Decisão 2014/283/UE, de 14 de abril de 2014 [PDF 703 KB] (JOUE L 150 de 2014-05-20)
Celebração do Protocolo de Nagoia à Convenção sobre a Diversidade Biológica, relativo ao acesso aos recursos genéticos e à partilha justa e equitativa dos benefícios decorrentes da sua utilização

Resolução do Conselho de Ministros n.º 49/2014. D.R. n.º 161, Série I de 2014-08-22
Presidência do Conselho de Ministros - Cria um Grupo de Trabalho sobre o Acesso aos Recursos Genéticos e a Partilha Justa e Equitativa dos Benefícios Decorrentes da sua Utilização (GT ABS), no âmbito da aplicação do Protocolo de Nagóia à Convenção Sobre a Diversidade Biológica (CDB) - o GT ABS é presidido pelo Instituto da Conservação da Natureza e das Florestas, I. P. (ICNF, I. P.).

Diretiva 2014/89/UE, de 23 de julho de 2014 (JOUE L 257 de 2014-08-28) [PDF 766 KB]
Parlamento Europeu e Conselho - Estabelece um quadro para o ordenamento do espaço marítimo - salientam-se referências a biodiversidade (nomeadamente à Estratégia de Biodiversidade da UE para 2020, no Considerando 15), à Diretiva Habitats, a Sítios Natura 2000 (no Considerando 23), e a sítios de conservação da natureza e das espécies e zonas protegidas (no Artigo 8.º).

Informação relativa à entrada em vigor do Protocolo de Nagoia à Convenção sobre a Diversidade Biológica, (JOUE L 283 de 2014-09-27) relativo ao acesso aos recursos genéticos e à partilha justa e equitativa dos benefícios decorrentes da sua utilização Notificação relativa à entrada em vigor na União Europeia do Protocolo de Nagoia à Convenção sobre a Diversidade Biológica, (JOUE L 283 de 2014-09-27) relativo ao acesso aos recursos genéticos e à partilha justa e equitativa dos benefícios decorrentes da sua utilização
Obs.:
a Informação e a Notificação definem a data de entrada em vigor do Protocolo de Nagoia, que é 12 de outubro de 2014.

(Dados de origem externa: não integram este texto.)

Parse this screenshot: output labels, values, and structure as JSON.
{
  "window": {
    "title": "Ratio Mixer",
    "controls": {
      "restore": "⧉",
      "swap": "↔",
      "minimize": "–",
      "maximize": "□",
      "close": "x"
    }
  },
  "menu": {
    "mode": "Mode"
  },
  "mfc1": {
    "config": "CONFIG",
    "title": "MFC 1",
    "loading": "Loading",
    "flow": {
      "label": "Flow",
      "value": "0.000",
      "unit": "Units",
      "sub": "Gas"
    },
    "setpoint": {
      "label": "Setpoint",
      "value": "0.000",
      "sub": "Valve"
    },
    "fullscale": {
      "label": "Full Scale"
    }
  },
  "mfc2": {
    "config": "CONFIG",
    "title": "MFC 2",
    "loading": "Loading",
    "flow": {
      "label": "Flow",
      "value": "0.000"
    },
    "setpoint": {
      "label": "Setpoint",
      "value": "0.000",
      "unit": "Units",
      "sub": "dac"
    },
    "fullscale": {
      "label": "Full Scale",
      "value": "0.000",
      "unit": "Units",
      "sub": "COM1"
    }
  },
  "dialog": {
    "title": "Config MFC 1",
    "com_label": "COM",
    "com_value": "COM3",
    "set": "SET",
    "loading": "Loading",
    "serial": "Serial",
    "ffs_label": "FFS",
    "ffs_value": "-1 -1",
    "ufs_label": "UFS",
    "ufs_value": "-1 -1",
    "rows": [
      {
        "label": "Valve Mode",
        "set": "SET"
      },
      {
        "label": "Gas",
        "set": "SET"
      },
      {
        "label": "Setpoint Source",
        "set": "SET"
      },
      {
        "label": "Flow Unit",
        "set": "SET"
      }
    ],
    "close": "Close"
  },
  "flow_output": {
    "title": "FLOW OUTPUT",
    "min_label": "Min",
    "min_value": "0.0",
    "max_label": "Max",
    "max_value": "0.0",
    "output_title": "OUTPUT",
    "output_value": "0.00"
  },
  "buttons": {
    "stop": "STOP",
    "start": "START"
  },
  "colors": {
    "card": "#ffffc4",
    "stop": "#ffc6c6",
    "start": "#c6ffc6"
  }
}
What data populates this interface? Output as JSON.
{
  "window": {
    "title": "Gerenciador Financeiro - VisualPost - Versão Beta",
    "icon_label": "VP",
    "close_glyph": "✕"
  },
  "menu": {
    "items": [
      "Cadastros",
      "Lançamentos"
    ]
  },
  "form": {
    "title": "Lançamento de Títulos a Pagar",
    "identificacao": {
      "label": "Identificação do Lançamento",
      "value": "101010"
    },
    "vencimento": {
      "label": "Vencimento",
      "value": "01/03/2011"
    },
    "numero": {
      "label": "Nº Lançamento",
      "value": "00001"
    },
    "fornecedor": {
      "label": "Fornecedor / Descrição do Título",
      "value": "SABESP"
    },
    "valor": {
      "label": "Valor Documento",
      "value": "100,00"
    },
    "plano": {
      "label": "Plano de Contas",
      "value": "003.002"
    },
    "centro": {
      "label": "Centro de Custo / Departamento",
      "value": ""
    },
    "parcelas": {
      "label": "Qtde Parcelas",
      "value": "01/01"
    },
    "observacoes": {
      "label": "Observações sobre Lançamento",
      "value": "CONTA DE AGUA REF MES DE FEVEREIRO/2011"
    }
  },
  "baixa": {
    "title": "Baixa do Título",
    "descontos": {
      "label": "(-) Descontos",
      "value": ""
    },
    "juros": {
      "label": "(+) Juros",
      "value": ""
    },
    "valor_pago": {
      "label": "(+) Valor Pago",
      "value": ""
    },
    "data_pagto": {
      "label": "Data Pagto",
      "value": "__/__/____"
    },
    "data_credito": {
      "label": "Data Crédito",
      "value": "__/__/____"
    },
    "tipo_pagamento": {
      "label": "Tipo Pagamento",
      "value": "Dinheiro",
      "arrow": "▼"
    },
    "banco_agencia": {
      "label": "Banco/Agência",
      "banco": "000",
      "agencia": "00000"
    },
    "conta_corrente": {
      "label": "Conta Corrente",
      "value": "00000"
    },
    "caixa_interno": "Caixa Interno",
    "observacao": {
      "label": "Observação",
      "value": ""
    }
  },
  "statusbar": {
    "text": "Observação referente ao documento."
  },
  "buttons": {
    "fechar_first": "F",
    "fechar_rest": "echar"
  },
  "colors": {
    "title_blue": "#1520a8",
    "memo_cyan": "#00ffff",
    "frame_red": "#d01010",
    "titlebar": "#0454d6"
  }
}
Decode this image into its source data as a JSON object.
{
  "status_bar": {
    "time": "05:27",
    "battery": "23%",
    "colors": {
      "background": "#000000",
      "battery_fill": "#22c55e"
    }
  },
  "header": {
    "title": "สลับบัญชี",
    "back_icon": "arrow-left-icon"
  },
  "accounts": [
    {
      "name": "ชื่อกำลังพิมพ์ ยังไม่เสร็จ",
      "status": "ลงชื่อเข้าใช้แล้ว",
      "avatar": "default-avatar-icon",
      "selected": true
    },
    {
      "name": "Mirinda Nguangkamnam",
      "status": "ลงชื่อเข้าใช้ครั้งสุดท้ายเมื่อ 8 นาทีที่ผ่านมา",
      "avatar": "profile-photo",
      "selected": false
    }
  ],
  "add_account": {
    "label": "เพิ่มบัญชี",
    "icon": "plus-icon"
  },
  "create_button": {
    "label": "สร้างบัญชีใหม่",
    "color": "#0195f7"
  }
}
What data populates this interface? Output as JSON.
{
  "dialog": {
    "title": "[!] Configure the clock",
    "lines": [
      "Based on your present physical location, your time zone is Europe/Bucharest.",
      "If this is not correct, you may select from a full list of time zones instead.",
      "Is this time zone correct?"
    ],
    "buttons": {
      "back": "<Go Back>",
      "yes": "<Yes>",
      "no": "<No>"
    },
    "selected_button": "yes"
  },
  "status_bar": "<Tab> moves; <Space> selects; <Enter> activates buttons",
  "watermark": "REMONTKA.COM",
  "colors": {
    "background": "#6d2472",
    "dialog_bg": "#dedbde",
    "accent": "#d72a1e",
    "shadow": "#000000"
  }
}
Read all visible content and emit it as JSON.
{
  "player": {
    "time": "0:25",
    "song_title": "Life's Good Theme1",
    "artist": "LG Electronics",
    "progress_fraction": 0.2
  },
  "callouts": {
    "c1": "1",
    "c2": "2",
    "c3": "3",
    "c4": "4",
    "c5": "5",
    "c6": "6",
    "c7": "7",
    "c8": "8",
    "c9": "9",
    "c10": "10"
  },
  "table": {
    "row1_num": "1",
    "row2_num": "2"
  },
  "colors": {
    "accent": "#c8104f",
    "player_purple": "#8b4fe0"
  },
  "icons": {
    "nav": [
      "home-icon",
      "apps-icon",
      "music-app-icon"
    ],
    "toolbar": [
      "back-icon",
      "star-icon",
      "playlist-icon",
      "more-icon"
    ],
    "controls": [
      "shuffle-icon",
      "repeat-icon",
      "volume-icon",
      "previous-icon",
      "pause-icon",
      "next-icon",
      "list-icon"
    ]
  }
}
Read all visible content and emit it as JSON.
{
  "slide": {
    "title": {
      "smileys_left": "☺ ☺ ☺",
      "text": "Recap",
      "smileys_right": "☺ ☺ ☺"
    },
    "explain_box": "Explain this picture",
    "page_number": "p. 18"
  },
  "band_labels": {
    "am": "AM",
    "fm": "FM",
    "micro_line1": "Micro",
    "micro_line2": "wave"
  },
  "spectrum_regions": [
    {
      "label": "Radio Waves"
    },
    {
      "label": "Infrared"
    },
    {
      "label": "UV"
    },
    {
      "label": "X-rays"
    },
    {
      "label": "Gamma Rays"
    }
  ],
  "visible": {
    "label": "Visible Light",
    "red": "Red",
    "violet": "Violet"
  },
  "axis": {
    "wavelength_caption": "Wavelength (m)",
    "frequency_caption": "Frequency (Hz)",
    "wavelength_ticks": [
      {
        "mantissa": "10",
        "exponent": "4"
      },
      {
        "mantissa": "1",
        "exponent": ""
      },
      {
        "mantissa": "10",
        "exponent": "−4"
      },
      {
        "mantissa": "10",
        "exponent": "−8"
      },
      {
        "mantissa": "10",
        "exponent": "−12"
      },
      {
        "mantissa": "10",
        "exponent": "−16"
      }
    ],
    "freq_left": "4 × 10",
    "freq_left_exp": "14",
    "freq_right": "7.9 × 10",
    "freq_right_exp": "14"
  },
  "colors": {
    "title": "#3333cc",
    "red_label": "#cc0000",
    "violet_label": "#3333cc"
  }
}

Resolução do Conselho de Ministros n.º 56/2015 - Diário da República n.º 147/2015, Série I de 2015-07-30
Presidência do Conselho de Ministros
Aprova o Quadro Estratégico para a Política Climática, o Programa Nacional para as Alterações Climáticas e a Estratégia Nacional de Adaptação às Alterações Climáticas, determina os valores de redução das emissões de gases com efeito de estufa para 2020 e 2030 e cria a Comissão Interministerial do Ar e das Alterações Climáticas
Obs.: tem menções a: fogos florestais; florestas como sumidoros; Estratégia Nacional para as Florestas (ENF); Fundo Português de Carbono (FPC); Protocolo de Quioto.
Salienta-se o Quadro 18 (Políticas e medidas para o setor uso do solo, alteração do uso do solo e florestas), com referências significativas a assuntos florestais.
O Anexo é denominado “Entidades coordenadoras dos trabalhos”; nos Grupos Setoriais “Biodiversidade” e “Florestas” é referido o Instituto da Conservação da Natureza e das Florestas, I. P. (ICNF).

Despacho n.º 9051/2015 - Diário da República n.º 157/2015, Série II de 2015-08-13
Ministérios das Finanças, dos Negócios Estrangeiros, da Economia e do Ambiente, Ordenamento do Território e Energia - Gabinetes da Ministra de Estado e das Finanças e dos Ministros de Estado e dos Negócios Estrangeiros, da Economia e do Ambiente, Ordenamento do Território e Energia
Altera a designação da «Comissão Nacional do Programa Man and the Biosphere», para «Comité Nacional do Programa Man and the Biosphere» (Comité Nacional MaB) e fixa as respetivas atribuições, composição e funcionamento
Obs.: tem várias referências ao ICNF; transcrevem-se as seguintes:
– “2 — O «Comité Nacional MaB» integra até 15 Membros, sendo composto por representantes dos seguintes Organismos e Entidades: a) Um representante do Instituto da Conservação da Natureza e das Florestas, I. P. (ICNF, I. P.), que preside; …”;
– “3 — Os Membros efetivos e suplentes do «Comité Nacional MaB» são designados pelas Entidades representadas no prazo de 15 dias a contar da entrada em vigor do presente Despacho.”.